May 10, 2019

What You Don’t Know (But Need To) Before Buying A Business

by Bradley Miller, Miller Law LLC

Buying a business is the biggest purchase many people make during their lives, and it often has long-term implications for their entire family. That’s why it is important to not go into the process blind. Here are some things you need to know as you begin the journey.

1. There are two types of sales: asset sales and stock/interest sales. In an asset sale, you are just buying the assets of the business. You can pick and choose what you want and leave what you don’t. In a stock/interest sale, you are buying the entire company, warts and all. While a buyer often prefers an asset sale, there are various factors that go into deciding which type of sale structure is going to be best.

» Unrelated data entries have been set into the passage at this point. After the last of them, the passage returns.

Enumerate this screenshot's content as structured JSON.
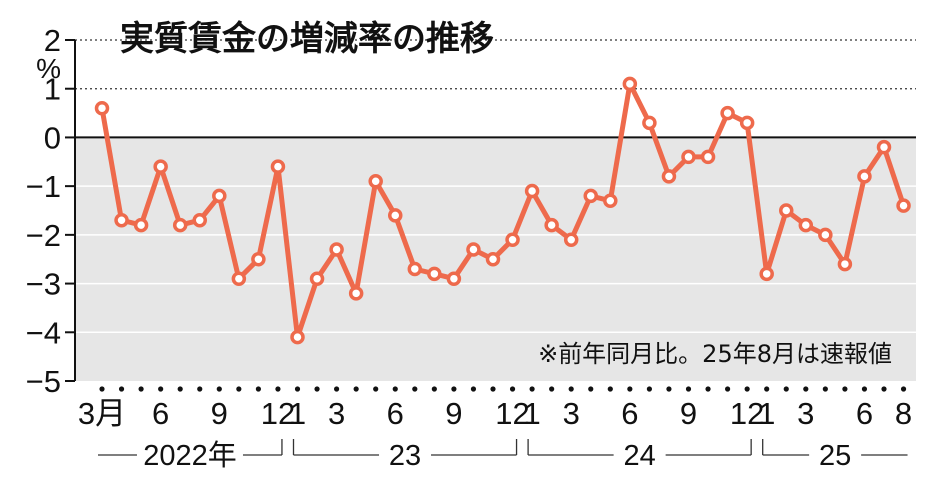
{
  "title": "実質賃金の増減率の推移",
  "note": "※前年同月比。25年8月は速報値",
  "colors": {
    "line": "#ee6a4c",
    "plot_bg": "#e6e6e6",
    "axis": "#111111",
    "marker_fill": "#ffffff"
  },
  "chart_data": {
    "type": "line",
    "title": "実質賃金の増減率の推移",
    "ylabel": "%",
    "ylim": [
      -5,
      2
    ],
    "yticks": [
      2,
      1,
      0,
      -1,
      -2,
      -3,
      -4,
      -5
    ],
    "x_tick_labels": [
      {
        "index": 0,
        "label": "3月"
      },
      {
        "index": 3,
        "label": "6"
      },
      {
        "index": 6,
        "label": "9"
      },
      {
        "index": 9,
        "label": "12"
      },
      {
        "index": 10,
        "label": "1"
      },
      {
        "index": 12,
        "label": "3"
      },
      {
        "index": 15,
        "label": "6"
      },
      {
        "index": 18,
        "label": "9"
      },
      {
        "index": 21,
        "label": "12"
      },
      {
        "index": 22,
        "label": "1"
      },
      {
        "index": 24,
        "label": "3"
      },
      {
        "index": 27,
        "label": "6"
      },
      {
        "index": 30,
        "label": "9"
      },
      {
        "index": 33,
        "label": "12"
      },
      {
        "index": 34,
        "label": "1"
      },
      {
        "index": 36,
        "label": "3"
      },
      {
        "index": 39,
        "label": "6"
      },
      {
        "index": 41,
        "label": "8"
      }
    ],
    "years": [
      {
        "label": "2022年",
        "start": 0,
        "end": 9
      },
      {
        "label": "23",
        "start": 10,
        "end": 21
      },
      {
        "label": "24",
        "start": 22,
        "end": 33
      },
      {
        "label": "25",
        "start": 34,
        "end": 41
      }
    ],
    "x": [
      "2022-03",
      "2022-04",
      "2022-05",
      "2022-06",
      "2022-07",
      "2022-08",
      "2022-09",
      "2022-10",
      "2022-11",
      "2022-12",
      "2023-01",
      "2023-02",
      "2023-03",
      "2023-04",
      "2023-05",
      "2023-06",
      "2023-07",
      "2023-08",
      "2023-09",
      "2023-10",
      "2023-11",
      "2023-12",
      "2024-01",
      "2024-02",
      "2024-03",
      "2024-04",
      "2024-05",
      "2024-06",
      "2024-07",
      "2024-08",
      "2024-09",
      "2024-10",
      "2024-11",
      "2024-12",
      "2025-01",
      "2025-02",
      "2025-03",
      "2025-04",
      "2025-05",
      "2025-06",
      "2025-07",
      "2025-08"
    ],
    "series": [
      {
        "values": [
          0.6,
          -1.7,
          -1.8,
          -0.6,
          -1.8,
          -1.7,
          -1.2,
          -2.9,
          -2.5,
          -0.6,
          -4.1,
          -2.9,
          -2.3,
          -3.2,
          -0.9,
          -1.6,
          -2.7,
          -2.8,
          -2.9,
          -2.3,
          -2.5,
          -2.1,
          -1.1,
          -1.8,
          -2.1,
          -1.2,
          -1.3,
          1.1,
          0.3,
          -0.8,
          -0.4,
          -0.4,
          0.5,
          0.3,
          -2.8,
          -1.5,
          -1.8,
          -2.0,
          -2.6,
          -0.8,
          -0.2,
          -1.4
        ]
      }
    ],
    "grid": true,
    "gridlines": "dotted above 0, solid white below 0, shaded background below 0"
  }
}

2. A good letter of intent can make the deal go more smoothly. A good LOI will list out all the issues that are important to you as the buyer. This may include a description of exactly what is being purchased, the purchase price and payment terms, timing considerations for the transaction and a seller exclusivity provision. While having some flexibility is important, the more terms that you and the seller can agree to up front, the less negotiating that will need to happen later.

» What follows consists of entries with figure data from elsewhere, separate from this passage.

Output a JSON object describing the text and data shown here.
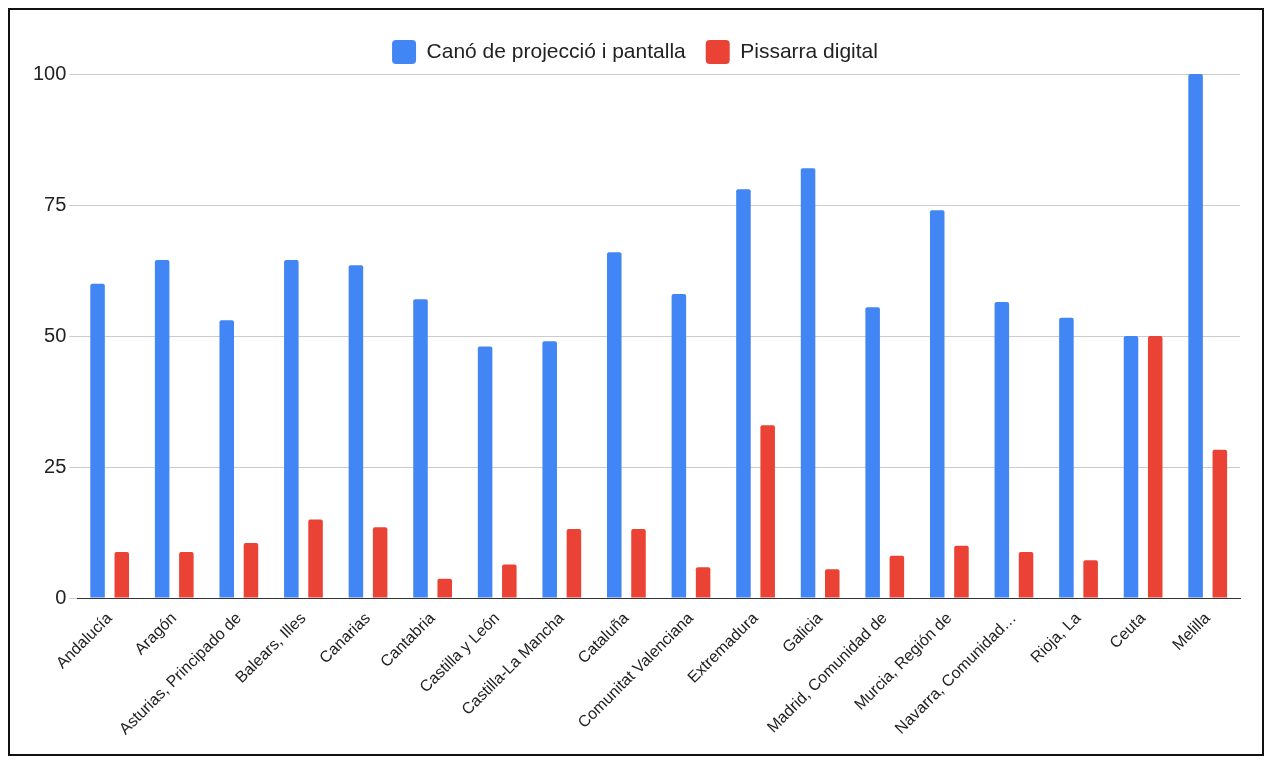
{
  "chart_data": {
    "type": "bar",
    "categories": [
      "Andalucía",
      "Aragón",
      "Asturias, Principado de",
      "Balears, Illes",
      "Canarias",
      "Cantabria",
      "Castilla y León",
      "Castilla-La Mancha",
      "Cataluña",
      "Comunitat Valenciana",
      "Extremadura",
      "Galicia",
      "Madrid, Comunidad de",
      "Murcia, Región de",
      "Navarra, Comunidad…",
      "Rioja, La",
      "Ceuta",
      "Melilla"
    ],
    "series": [
      {
        "name": "Canó de projecció i pantalla",
        "color": "#4285f4",
        "values": [
          60,
          64.5,
          53,
          64.5,
          63.5,
          57,
          48,
          49,
          66,
          58,
          78,
          82,
          55.5,
          74,
          56.5,
          53.5,
          50,
          100
        ]
      },
      {
        "name": "Pissarra digital",
        "color": "#ea4335",
        "values": [
          8.8,
          8.8,
          10.5,
          15,
          13.5,
          3.7,
          6.4,
          13.2,
          13.2,
          5.9,
          33,
          5.5,
          8.1,
          10,
          8.8,
          7.2,
          50,
          28.3
        ]
      }
    ],
    "ylim": [
      0,
      100
    ],
    "yticks": [
      0,
      25,
      50,
      75,
      100
    ],
    "grid": "y",
    "legend": "top"
  }
}
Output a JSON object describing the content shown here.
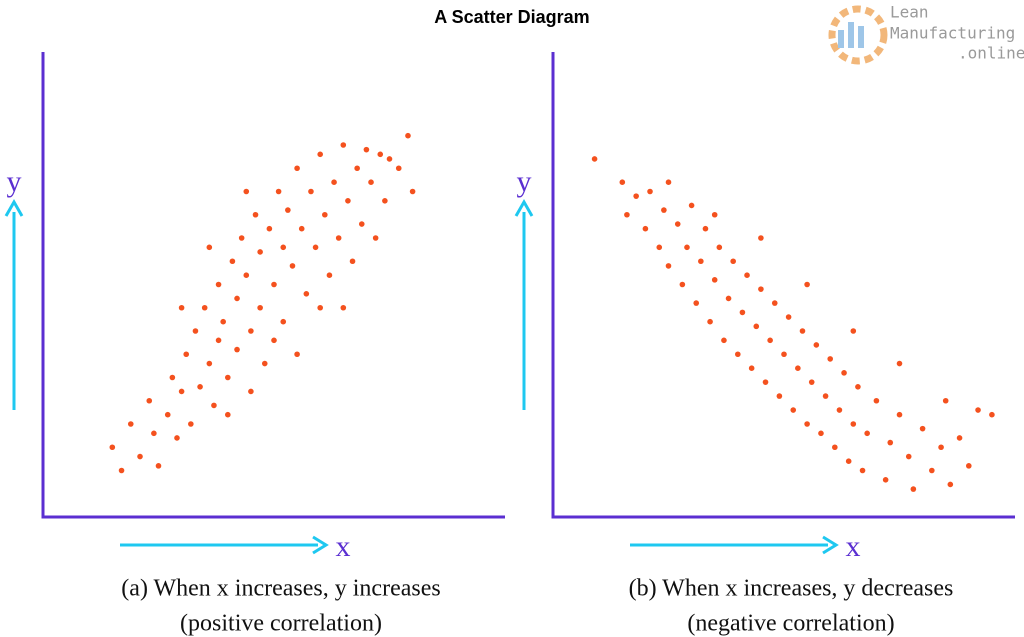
{
  "title": "A Scatter Diagram",
  "logo": [
    "Lean",
    "Manufacturing",
    ".online"
  ],
  "chart_data": [
    {
      "type": "scatter",
      "x_label": "x",
      "y_label": "y",
      "caption": [
        "(a) When x increases, y increases",
        "(positive correlation)"
      ],
      "color": "#f4511e",
      "xlim": [
        0,
        100
      ],
      "ylim": [
        0,
        100
      ],
      "x": [
        15,
        17,
        19,
        21,
        23,
        24,
        25,
        27,
        28,
        29,
        30,
        31,
        32,
        33,
        34,
        35,
        36,
        37,
        38,
        38,
        39,
        40,
        41,
        42,
        42,
        43,
        44,
        45,
        46,
        47,
        47,
        48,
        49,
        50,
        51,
        52,
        52,
        53,
        54,
        55,
        56,
        57,
        58,
        59,
        60,
        61,
        62,
        63,
        64,
        65,
        66,
        67,
        68,
        69,
        70,
        71,
        72,
        73,
        74,
        75,
        77,
        79,
        80,
        50,
        45,
        55,
        40,
        60,
        36,
        44,
        30,
        65
      ],
      "y": [
        15,
        10,
        20,
        13,
        25,
        18,
        11,
        22,
        30,
        17,
        27,
        35,
        20,
        40,
        28,
        45,
        33,
        24,
        50,
        38,
        42,
        30,
        55,
        47,
        36,
        60,
        52,
        40,
        65,
        57,
        45,
        33,
        62,
        50,
        70,
        58,
        42,
        66,
        54,
        75,
        62,
        48,
        70,
        58,
        78,
        65,
        52,
        72,
        60,
        80,
        68,
        55,
        75,
        63,
        79,
        72,
        60,
        78,
        68,
        77,
        75,
        82,
        70,
        38,
        27,
        35,
        22,
        45,
        58,
        70,
        45,
        45
      ]
    },
    {
      "type": "scatter",
      "x_label": "x",
      "y_label": "y",
      "caption": [
        "(b) When x increases, y decreases",
        "(negative correlation)"
      ],
      "color": "#f4511e",
      "xlim": [
        0,
        100
      ],
      "ylim": [
        0,
        100
      ],
      "x": [
        9,
        15,
        16,
        18,
        20,
        21,
        23,
        24,
        25,
        27,
        28,
        29,
        30,
        31,
        32,
        33,
        34,
        35,
        36,
        37,
        38,
        39,
        40,
        41,
        42,
        43,
        44,
        45,
        46,
        47,
        48,
        49,
        50,
        51,
        52,
        53,
        54,
        55,
        56,
        57,
        58,
        59,
        60,
        61,
        62,
        63,
        64,
        65,
        66,
        67,
        68,
        70,
        72,
        73,
        75,
        77,
        78,
        80,
        82,
        84,
        86,
        88,
        90,
        92,
        95,
        85,
        75,
        65,
        55,
        45,
        35,
        25
      ],
      "y": [
        77,
        72,
        65,
        69,
        62,
        70,
        58,
        66,
        54,
        63,
        50,
        58,
        67,
        46,
        55,
        62,
        42,
        51,
        58,
        38,
        47,
        55,
        35,
        44,
        52,
        32,
        41,
        49,
        29,
        38,
        46,
        26,
        35,
        43,
        23,
        32,
        40,
        20,
        29,
        37,
        18,
        26,
        34,
        15,
        23,
        31,
        12,
        20,
        28,
        10,
        18,
        25,
        8,
        16,
        22,
        13,
        6,
        19,
        10,
        15,
        7,
        17,
        11,
        23,
        22,
        25,
        33,
        40,
        50,
        60,
        65,
        72
      ]
    }
  ]
}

3. Proper due diligence is important. Due diligence is the research that you do into the business. Many buyers look at the business’ financials and its operation, make their offer and then call it a day. However, that pre-deal due diligence is just the beginning. Skeletons can be hiding in various places, many of which you won’t have access to until after an LOI has been signed. As the buyer you don’t want surprises, so the more you know about the business before getting the keys the better. You also can’t just rely on the statements from the seller without doing your own research. The time and cost to fix a problem later will far outweigh the time and cost of conducting proper due diligence.

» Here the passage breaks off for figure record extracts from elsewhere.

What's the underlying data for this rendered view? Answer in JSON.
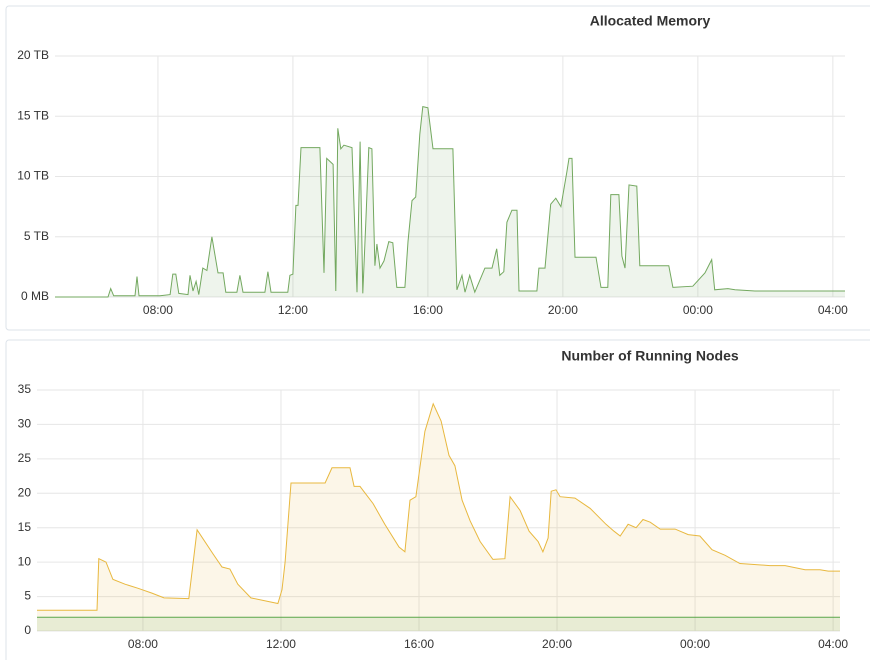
{
  "chart_data": [
    {
      "type": "line",
      "title": "Allocated Memory",
      "xlim": [
        4.95,
        28.36
      ],
      "xticks": [
        {
          "value": 8,
          "label": "08:00"
        },
        {
          "value": 12,
          "label": "12:00"
        },
        {
          "value": 16,
          "label": "16:00"
        },
        {
          "value": 20,
          "label": "20:00"
        },
        {
          "value": 24,
          "label": "00:00"
        },
        {
          "value": 28,
          "label": "04:00"
        }
      ],
      "ylim": [
        0,
        20
      ],
      "yticks": [
        {
          "value": 0,
          "label": "0 MB"
        },
        {
          "value": 5,
          "label": "5 TB"
        },
        {
          "value": 10,
          "label": "10 TB"
        },
        {
          "value": 15,
          "label": "15 TB"
        },
        {
          "value": 20,
          "label": "20 TB"
        }
      ],
      "grid": true,
      "series": [
        {
          "color": "#73a85f",
          "x": [
            4.95,
            6.52,
            6.6,
            6.69,
            7.32,
            7.38,
            7.44,
            8.06,
            8.36,
            8.44,
            8.53,
            8.62,
            8.89,
            8.95,
            9.04,
            9.13,
            9.21,
            9.33,
            9.45,
            9.6,
            9.78,
            9.93,
            10.01,
            10.34,
            10.43,
            10.52,
            11.17,
            11.26,
            11.35,
            11.85,
            11.91,
            12.0,
            12.09,
            12.15,
            12.24,
            12.8,
            12.92,
            13.0,
            13.19,
            13.27,
            13.33,
            13.42,
            13.51,
            13.75,
            13.9,
            13.99,
            14.07,
            14.16,
            14.25,
            14.34,
            14.43,
            14.49,
            14.58,
            14.7,
            14.84,
            14.96,
            15.08,
            15.32,
            15.41,
            15.53,
            15.64,
            15.76,
            15.85,
            16.0,
            16.15,
            16.74,
            16.86,
            17.01,
            17.1,
            17.24,
            17.39,
            17.54,
            17.69,
            17.9,
            18.04,
            18.13,
            18.25,
            18.34,
            18.49,
            18.64,
            18.7,
            19.23,
            19.29,
            19.47,
            19.64,
            19.79,
            19.94,
            20.12,
            20.18,
            20.27,
            20.36,
            20.98,
            21.13,
            21.33,
            21.42,
            21.66,
            21.75,
            21.84,
            21.96,
            22.19,
            22.28,
            23.14,
            23.26,
            23.85,
            24.21,
            24.41,
            24.5,
            24.89,
            25.1,
            25.69,
            28.36
          ],
          "values": [
            0,
            0,
            0.7,
            0.1,
            0.1,
            1.7,
            0.1,
            0.1,
            0.2,
            1.9,
            1.9,
            0.3,
            0.2,
            1.8,
            0.5,
            1.3,
            0.2,
            2.4,
            2.2,
            5.0,
            2.0,
            2.0,
            0.4,
            0.4,
            1.8,
            0.4,
            0.4,
            2.1,
            0.4,
            0.4,
            1.8,
            1.9,
            7.6,
            7.6,
            12.4,
            12.4,
            2.0,
            11.5,
            11.0,
            0.5,
            14.0,
            12.3,
            12.6,
            12.4,
            0.4,
            12.9,
            0.3,
            6.2,
            12.4,
            12.3,
            2.6,
            4.4,
            2.4,
            3.0,
            4.6,
            4.5,
            0.8,
            0.8,
            4.6,
            8.0,
            8.3,
            13.5,
            15.8,
            15.7,
            12.3,
            12.3,
            0.6,
            1.8,
            0.4,
            1.8,
            0.4,
            1.4,
            2.4,
            2.4,
            4.0,
            1.8,
            2.1,
            6.2,
            7.2,
            7.2,
            0.5,
            0.5,
            2.4,
            2.4,
            7.7,
            8.2,
            7.5,
            10.4,
            11.5,
            11.5,
            3.3,
            3.3,
            0.8,
            0.8,
            8.5,
            8.5,
            3.4,
            2.4,
            9.3,
            9.2,
            2.6,
            2.6,
            0.8,
            0.9,
            2.0,
            3.1,
            0.6,
            0.7,
            0.6,
            0.5,
            0.5
          ]
        }
      ]
    },
    {
      "type": "line",
      "title": "Number of Running Nodes",
      "xlim": [
        4.93,
        28.2
      ],
      "xticks": [
        {
          "value": 8,
          "label": "08:00"
        },
        {
          "value": 12,
          "label": "12:00"
        },
        {
          "value": 16,
          "label": "16:00"
        },
        {
          "value": 20,
          "label": "20:00"
        },
        {
          "value": 24,
          "label": "00:00"
        },
        {
          "value": 28,
          "label": "04:00"
        }
      ],
      "ylim": [
        0,
        35
      ],
      "yticks": [
        0,
        5,
        10,
        15,
        20,
        25,
        30,
        35
      ],
      "grid": true,
      "series": [
        {
          "color": "#e8b83f",
          "x": [
            4.93,
            6.67,
            6.72,
            6.93,
            7.13,
            7.48,
            7.86,
            8.26,
            8.61,
            9.33,
            9.57,
            10.03,
            10.29,
            10.52,
            10.75,
            11.13,
            11.91,
            12.03,
            12.12,
            12.29,
            13.28,
            13.48,
            14.0,
            14.12,
            14.29,
            14.67,
            15.01,
            15.42,
            15.59,
            15.74,
            15.91,
            16.17,
            16.41,
            16.64,
            16.87,
            17.04,
            17.25,
            17.48,
            17.77,
            18.14,
            18.49,
            18.64,
            18.93,
            19.19,
            19.45,
            19.59,
            19.74,
            19.83,
            19.97,
            20.09,
            20.52,
            20.96,
            21.42,
            21.65,
            21.83,
            22.06,
            22.29,
            22.49,
            22.7,
            22.99,
            23.42,
            23.8,
            24.14,
            24.49,
            24.87,
            25.3,
            26.17,
            26.61,
            27.19,
            27.62,
            27.86,
            28.2
          ],
          "values": [
            3.0,
            3.0,
            10.5,
            10.0,
            7.5,
            6.8,
            6.2,
            5.5,
            4.8,
            4.7,
            14.7,
            11.2,
            9.3,
            9.0,
            6.8,
            4.8,
            4.0,
            6.0,
            10,
            21.5,
            21.5,
            23.7,
            23.7,
            21.0,
            21.0,
            18.5,
            15.5,
            12.2,
            11.5,
            19.0,
            19.5,
            29,
            33.0,
            30.5,
            25.5,
            24,
            19.0,
            16.0,
            13.0,
            10.4,
            10.5,
            19.5,
            17.5,
            14.5,
            13.0,
            11.5,
            13.5,
            20.3,
            20.5,
            19.5,
            19.3,
            17.8,
            15.5,
            14.5,
            13.8,
            15.5,
            15.0,
            16.2,
            15.8,
            14.8,
            14.8,
            14.0,
            13.8,
            11.8,
            11.0,
            9.8,
            9.5,
            9.5,
            8.9,
            8.9,
            8.7,
            8.7
          ]
        },
        {
          "color": "#5aa64b",
          "x": [
            4.93,
            28.2
          ],
          "values": [
            2,
            2
          ]
        }
      ]
    }
  ]
}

4. You as the buyer can be held responsible for certain liabilities of the seller. Even if you are just buying the assets of the business and are expressly not taking its liabilities, you can still end up on the hook for certain liabilities. If the seller has outstanding employee withholding or sales tax, or unresolved unemployment or workers’ comp issues, for instance, these can be imputed to you as the buyer. Proper due diligence will find potential issues like these so you can have the seller resolve them before the closing.

5. Despite everyone’s best efforts, the transaction will take longer than you think. Deals take time. Putting together and negotiating all the necessary documents takes time. Proper due diligence takes time. Obtaining funding takes time. Remember, you are dealing with other people and third parties like banks, and they all have their own timeframes for doing things. I usually tell my clients that it will probably take twice as long to close the deal as they think or as was agreed to in the LOI. It might take less time, but nobody is upset when the deal gets closed early.